Allianz Group is trying to bat away concerns over its troubled asset management firm Pimco.

Billions of dollars have been pulled out from Pimco funds amid weakening returns and reams of negative press coverage over a spat between Bill Gross and Mohamed El-Erian.

German insurer Allianz faced tough questions over Pimco at its annual general meeting, with some shareholders calling for it to get more involved in the world's largest bond fund to sort out its problems.

But Allianz boss Michael Diekmann said there is "really no reason to be hard on us" because Pimco has one of the best long-term performances of all asset managers, despite the outflows and diminishing returns across 2013 and 2014. It remains a cash cow for Allianz.

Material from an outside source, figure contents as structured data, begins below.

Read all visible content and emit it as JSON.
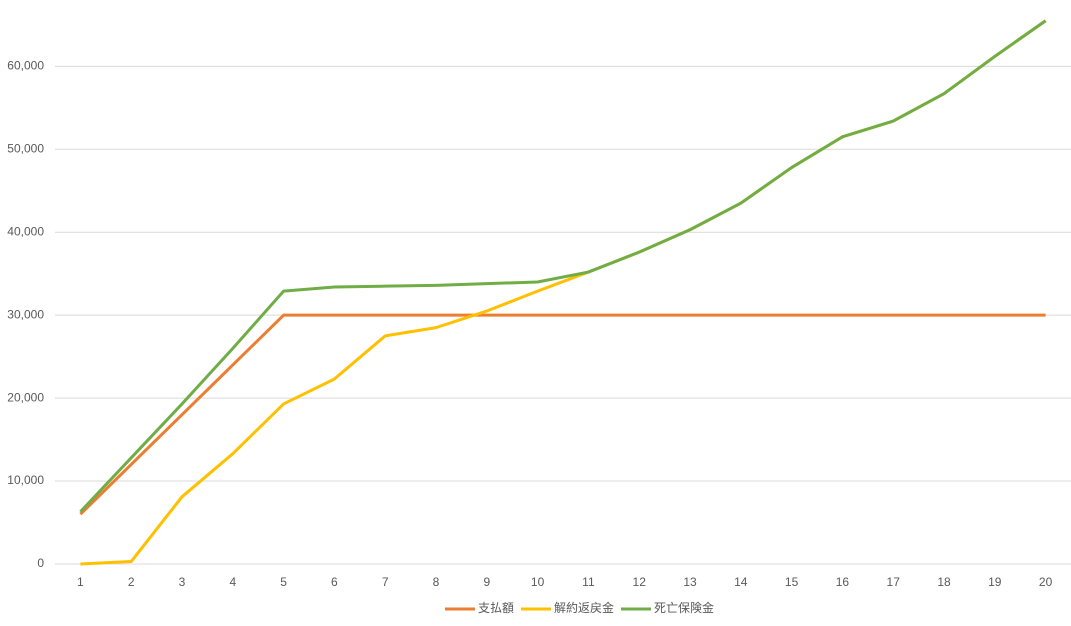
{
  "chart_data": {
    "type": "line",
    "categories": [
      "1",
      "2",
      "3",
      "4",
      "5",
      "6",
      "7",
      "8",
      "9",
      "10",
      "11",
      "12",
      "13",
      "14",
      "15",
      "16",
      "17",
      "18",
      "19",
      "20"
    ],
    "series": [
      {
        "name": "支払額",
        "color": "#ed7d31",
        "values": [
          6000,
          12000,
          18000,
          24000,
          30000,
          30000,
          30000,
          30000,
          30000,
          30000,
          30000,
          30000,
          30000,
          30000,
          30000,
          30000,
          30000,
          30000,
          30000,
          30000
        ]
      },
      {
        "name": "解約返戻金",
        "color": "#ffc000",
        "values": [
          0,
          300,
          8100,
          13300,
          19300,
          22300,
          27500,
          28500,
          30500,
          32900,
          35200,
          37600,
          40300,
          43500,
          47800,
          51500,
          53400,
          56700,
          61200,
          65500
        ]
      },
      {
        "name": "死亡保険金",
        "color": "#70ad47",
        "values": [
          6300,
          12800,
          19300,
          26000,
          32900,
          33400,
          33500,
          33600,
          33800,
          34000,
          35200,
          37600,
          40300,
          43500,
          47800,
          51500,
          53400,
          56700,
          61200,
          65500
        ]
      }
    ],
    "ylim": [
      0,
      68000
    ],
    "yticks": [
      0,
      {
        "value": 10000,
        "label": "10,000"
      },
      {
        "value": 20000,
        "label": "20,000"
      },
      {
        "value": 30000,
        "label": "30,000"
      },
      {
        "value": 40000,
        "label": "40,000"
      },
      {
        "value": 50000,
        "label": "50,000"
      },
      {
        "value": 60000,
        "label": "60,000"
      }
    ],
    "grid": true,
    "legend": "bottom"
  }
}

Pimco's recent troubles kicked off when El-Erian suddenly quit as chief executive and co-chief investment officer.

He was lined up to be the heir to the so-called "Bond King" Gross, a co-founder, managing director and co-chief investment officer at Pimco.

But details emerged of a bitter feud between the two men. Reports surfaced of one particular clash at Pimco's Californian headquarters, in which El-Erian told Gross he was "tired of cleaning up your s**t".

Following El-Erian's departure, Pimco appointed six new deputy chief investment officers at the firm in a bid to reshuffle the executive deck and show investors that the leadership had been refreshed.

"Responsibilities within Pimco have been redistributed and clearly regulated," Diekmann said at the AGM. "They now lie on more shoulders."

He added that clients had given "very positive feedback" about the new Pimco structure and that Allianz would "do anything sensible to strengthen Pimco further".

The Bill Gross-managed Pimco Total Return Fund has suffered 12 consecutive months of outflows as investors pulled out another $3.1bn (£1.82bn, €2.22bn) in April.

The fund has suffered a total of $55.26bn in net outflows since May 2013, according to Morningstar data.

It managed assets worth $230bn at end of April 2014, down from a peak of $292.9bn in April 2013.

Worse still, it also continued its string of downbeat returns in April. At 0.74%, it trailed 68% of its peers.